UE geopolítica é mero slogan: A perceção da UE como um ator geopolítico fraco é amplamente disseminada. A maioria dos inquiridos de todo o mundo mostrou-se pouco entusiasmada com o poder coercivo da UE (militar ou económico), em especial quando comparado com potências como os EUA ou a China. A incapacidade de, em qualquer situação de crise, a União moldar a ordem internacional à sua imagem – multilateralismo, interdependências e cooperação – justifica a razão pela qual os Estados se voltam para os EUA, China ou potências regionais quando precisam de garantias. Como diz o relatório, hoje, a ideia de uma UE geopolítica nada mais é do que um slogan.

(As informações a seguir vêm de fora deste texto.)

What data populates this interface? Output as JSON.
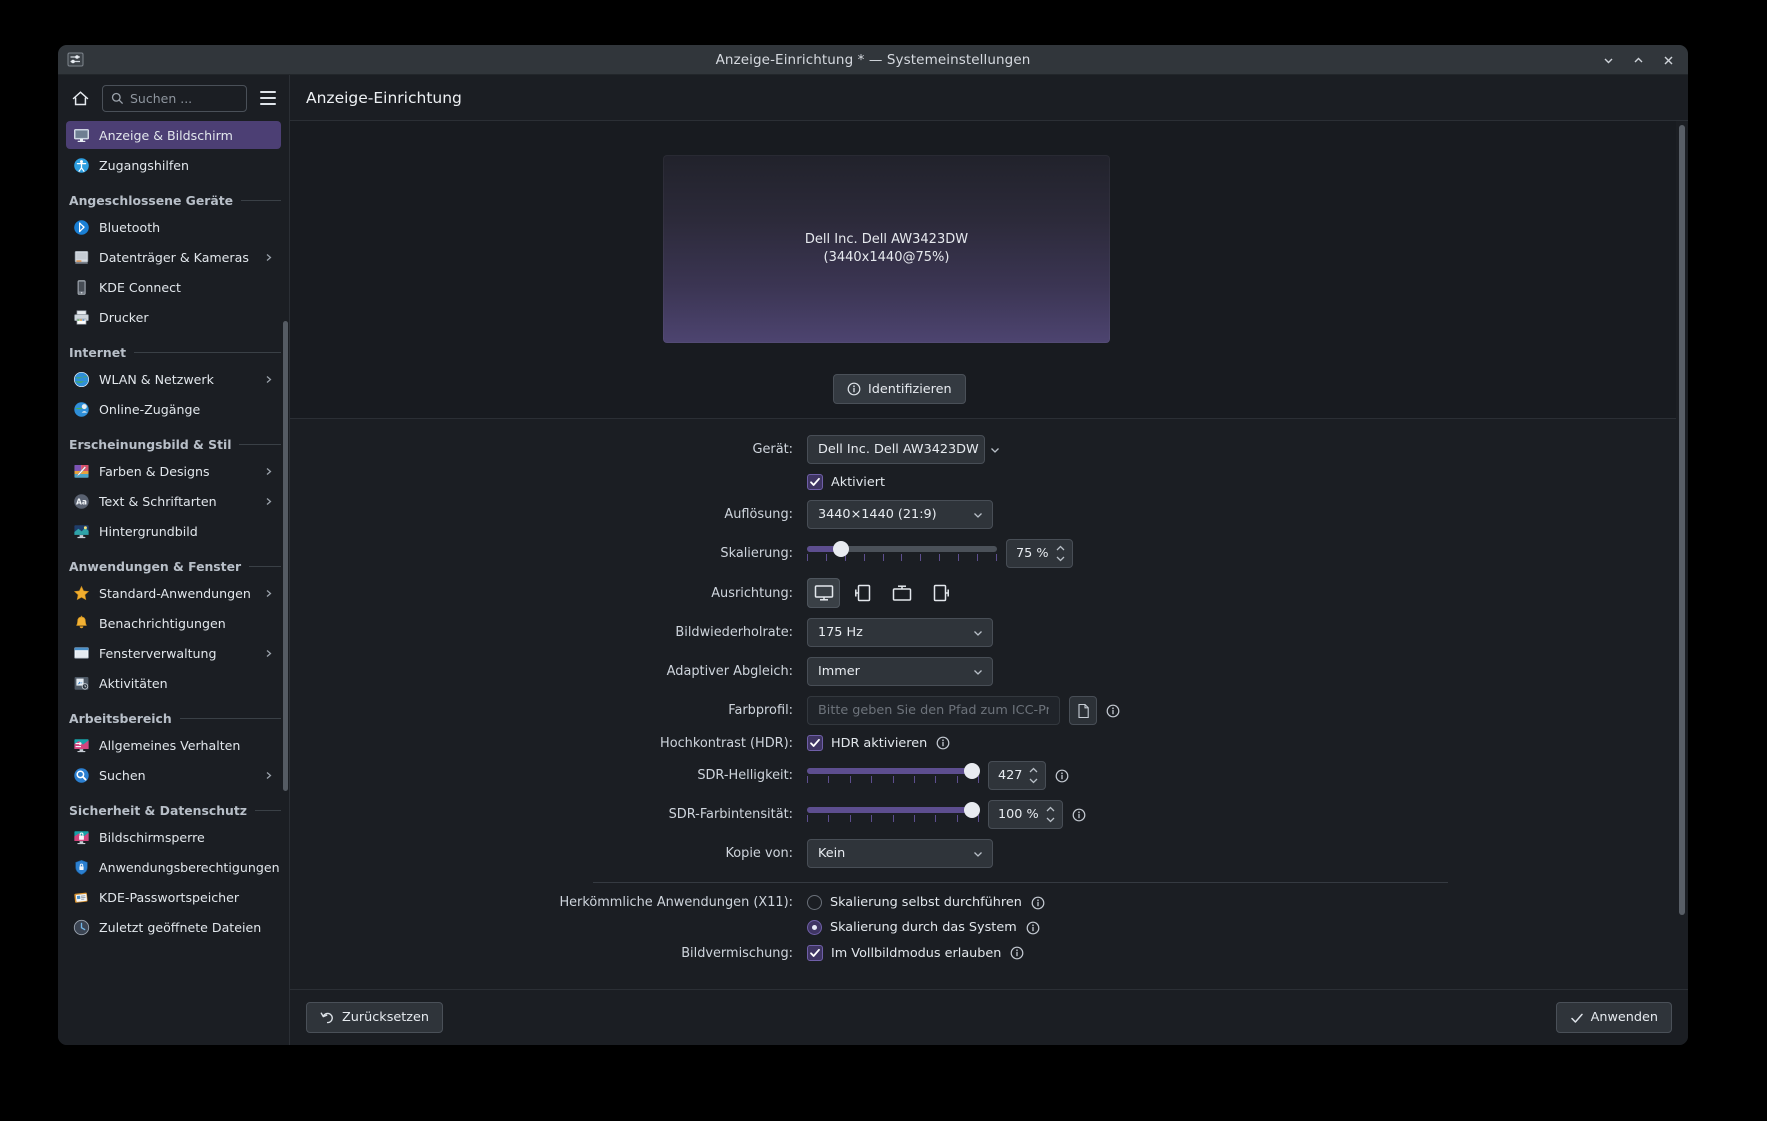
{
  "window": {
    "title": "Anzeige-Einrichtung * — Systemeinstellungen",
    "app_icon": "settings-sliders-icon",
    "controls": {
      "minimize": "minimize-icon",
      "maximize": "maximize-icon",
      "close": "close-icon"
    }
  },
  "sidebar": {
    "home_icon": "home-icon",
    "search": {
      "placeholder": "Suchen ...",
      "icon": "search-icon"
    },
    "menu_icon": "hamburger-menu-icon",
    "groups": [
      {
        "label": null,
        "items": [
          {
            "label": "Anzeige & Bildschirm",
            "icon": "monitor-icon",
            "active": true,
            "chevron": false
          },
          {
            "label": "Zugangshilfen",
            "icon": "accessibility-icon",
            "active": false,
            "chevron": false
          }
        ]
      },
      {
        "label": "Angeschlossene Geräte",
        "items": [
          {
            "label": "Bluetooth",
            "icon": "bluetooth-icon",
            "active": false,
            "chevron": false
          },
          {
            "label": "Datenträger & Kameras",
            "icon": "removable-media-icon",
            "active": false,
            "chevron": true
          },
          {
            "label": "KDE Connect",
            "icon": "smartphone-icon",
            "active": false,
            "chevron": false
          },
          {
            "label": "Drucker",
            "icon": "printer-icon",
            "active": false,
            "chevron": false
          }
        ]
      },
      {
        "label": "Internet",
        "items": [
          {
            "label": "WLAN & Netzwerk",
            "icon": "globe-network-icon",
            "active": false,
            "chevron": true
          },
          {
            "label": "Online-Zugänge",
            "icon": "online-accounts-icon",
            "active": false,
            "chevron": false
          }
        ]
      },
      {
        "label": "Erscheinungsbild & Stil",
        "items": [
          {
            "label": "Farben & Designs",
            "icon": "color-palette-icon",
            "active": false,
            "chevron": true
          },
          {
            "label": "Text & Schriftarten",
            "icon": "font-aa-icon",
            "active": false,
            "chevron": true
          },
          {
            "label": "Hintergrundbild",
            "icon": "wallpaper-icon",
            "active": false,
            "chevron": false
          }
        ]
      },
      {
        "label": "Anwendungen & Fenster",
        "items": [
          {
            "label": "Standard-Anwendungen",
            "icon": "star-icon",
            "active": false,
            "chevron": true
          },
          {
            "label": "Benachrichtigungen",
            "icon": "bell-icon",
            "active": false,
            "chevron": false
          },
          {
            "label": "Fensterverwaltung",
            "icon": "window-icon",
            "active": false,
            "chevron": true
          },
          {
            "label": "Aktivitäten",
            "icon": "activities-icon",
            "active": false,
            "chevron": false
          }
        ]
      },
      {
        "label": "Arbeitsbereich",
        "items": [
          {
            "label": "Allgemeines Verhalten",
            "icon": "workspace-behavior-icon",
            "active": false,
            "chevron": false
          },
          {
            "label": "Suchen",
            "icon": "magnifier-icon",
            "active": false,
            "chevron": true
          }
        ]
      },
      {
        "label": "Sicherheit & Datenschutz",
        "items": [
          {
            "label": "Bildschirmsperre",
            "icon": "screen-lock-icon",
            "active": false,
            "chevron": false
          },
          {
            "label": "Anwendungsberechtigungen",
            "icon": "shield-lock-icon",
            "active": false,
            "chevron": false
          },
          {
            "label": "KDE-Passwortspeicher",
            "icon": "wallet-icon",
            "active": false,
            "chevron": false
          },
          {
            "label": "Zuletzt geöffnete Dateien",
            "icon": "recent-clock-icon",
            "active": false,
            "chevron": false
          }
        ]
      }
    ]
  },
  "main": {
    "page_title": "Anzeige-Einrichtung",
    "preview": {
      "monitor_name": "Dell Inc. Dell AW3423DW",
      "monitor_mode": "(3440x1440@75%)"
    },
    "identify_button": {
      "label": "Identifizieren",
      "icon": "info-circle-icon"
    },
    "form": {
      "device": {
        "label": "Gerät:",
        "value": "Dell Inc. Dell AW3423DW"
      },
      "enabled": {
        "label": "Aktiviert",
        "checked": true
      },
      "resolution": {
        "label": "Auflösung:",
        "value": "3440×1440 (21:9)"
      },
      "scaling": {
        "label": "Skalierung:",
        "value": "75 %",
        "percent": 18,
        "ticks": 11
      },
      "orientation": {
        "label": "Ausrichtung:",
        "selected": 0,
        "options": [
          "rotate-0-landscape-icon",
          "rotate-90-portrait-icon",
          "rotate-180-landscape-icon",
          "rotate-270-portrait-icon"
        ]
      },
      "refresh_rate": {
        "label": "Bildwiederholrate:",
        "value": "175 Hz"
      },
      "adaptive_sync": {
        "label": "Adaptiver Abgleich:",
        "value": "Immer"
      },
      "color_profile": {
        "label": "Farbprofil:",
        "placeholder": "Bitte geben Sie den Pfad zum ICC-Profil an ...",
        "browse_icon": "file-browse-icon",
        "info_icon": "info-circle-icon"
      },
      "hdr": {
        "label": "Hochkontrast (HDR):",
        "checkbox_label": "HDR aktivieren",
        "checked": true,
        "info_icon": "info-circle-icon"
      },
      "sdr_brightness": {
        "label": "SDR-Helligkeit:",
        "value": "427",
        "percent": 96,
        "ticks": 9,
        "info_icon": "info-circle-icon"
      },
      "sdr_saturation": {
        "label": "SDR-Farbintensität:",
        "value": "100 %",
        "percent": 96,
        "ticks": 9,
        "info_icon": "info-circle-icon"
      },
      "replica_of": {
        "label": "Kopie von:",
        "value": "Kein"
      },
      "legacy_apps": {
        "label": "Herkömmliche Anwendungen (X11):",
        "option_self": {
          "label": "Skalierung selbst durchführen",
          "selected": false,
          "info_icon": "info-circle-icon"
        },
        "option_system": {
          "label": "Skalierung durch das System",
          "selected": true,
          "info_icon": "info-circle-icon"
        }
      },
      "tearing": {
        "label": "Bildvermischung:",
        "checkbox_label": "Im Vollbildmodus erlauben",
        "checked": true,
        "info_icon": "info-circle-icon"
      }
    }
  },
  "footer": {
    "reset": {
      "label": "Zurücksetzen",
      "icon": "undo-arrow-icon"
    },
    "apply": {
      "label": "Anwenden",
      "icon": "checkmark-icon"
    }
  },
  "colors": {
    "accent": "#5d4e8f",
    "selection": "#4c3f74",
    "window_bg": "#1b1e23",
    "titlebar_bg": "#31363b",
    "text": "#e2e7ec"
  }
}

E essa insuficiência, autoinfligida pelo Estados-membros da União, assumir-se-á como uma ameaça existencial à Europa (no caso da Rússia) e porá em risco a sua paz social (no caso do conflito no Médio Oriente).

Soft power, pólvora a secar: À luz dos olhos da opinião pública global, a capacidade de a UE influenciar outros Estados parece precisar de ferramentas complementares (hard power) que protejam os valores e interesses europeus na ordem internacional em (re)formação. Se, por um lado, a maior capacidade de atração da UE continua a ser o seu poder suave – os padrões de vida e valores europeus; por outro lado, as pessoas fora da Europa distinguem entre isso e a (falta de) força e resistência do projeto político europeu. Resultado? Os valores como o Estado de direito, a democracia, a liberdade ou os direitos humanos são considerados muito admiráveis, mas isso não garante à UE um alinhamento político por parte dos outros países. Por outras palavras, esses princípios são os melhores, em tese, mas não são vistos como tendo aplicação ou utilidade no mundo real.

UE num mundo à la carte: Quase dois anos de guerra na Ucrânia, dois meses de reacendimento do conflito no Médio Oriente, a expansão dos BRICS e umas Nações Unidas cada vez mais inoperantes têm mostrado como o mundo se tornou numa amálgama de nações desunidas, com alianças mutáveis, em torno de temas diferentes. É cada vez menos um mundo, se é que alguma vez o foi, onde uma só potência é capaz de impor as suas vontades e onde se pode simplesmente enquadrar a política internacional em termos da dicotomia nós e eles. Já nem sequer é um mundo onde o bloco central europeu, liderado por moderados pró-europeus, se pode dar por garantido. Este mundo, à la carte, é diferente. Nele, segundo o relatório, misturam-se diferentes parceiros em diferentes temas. Nele a UE necessita de i) fomentar uma política de interdependência estratégica; ii) tornar-se num ator geopolítico e geoeconómico mais assertivo; e iii) alargar-se a Leste, incluindo já a Ucrânia.

Este é o mundo no qual vivemos, mas está longe de ser o mundo em que a UE vive. Para já, resta-lhe continuar a ser o parceiro júnior dos EUA para fazer a sua voz ouvir-se no resto do mundo. Mas isto não lhe deve ser suficiente num mundo à la carte, principalmente a partir de novembro de 2024 com um novo cardápio a ser servido após as eleições americanas.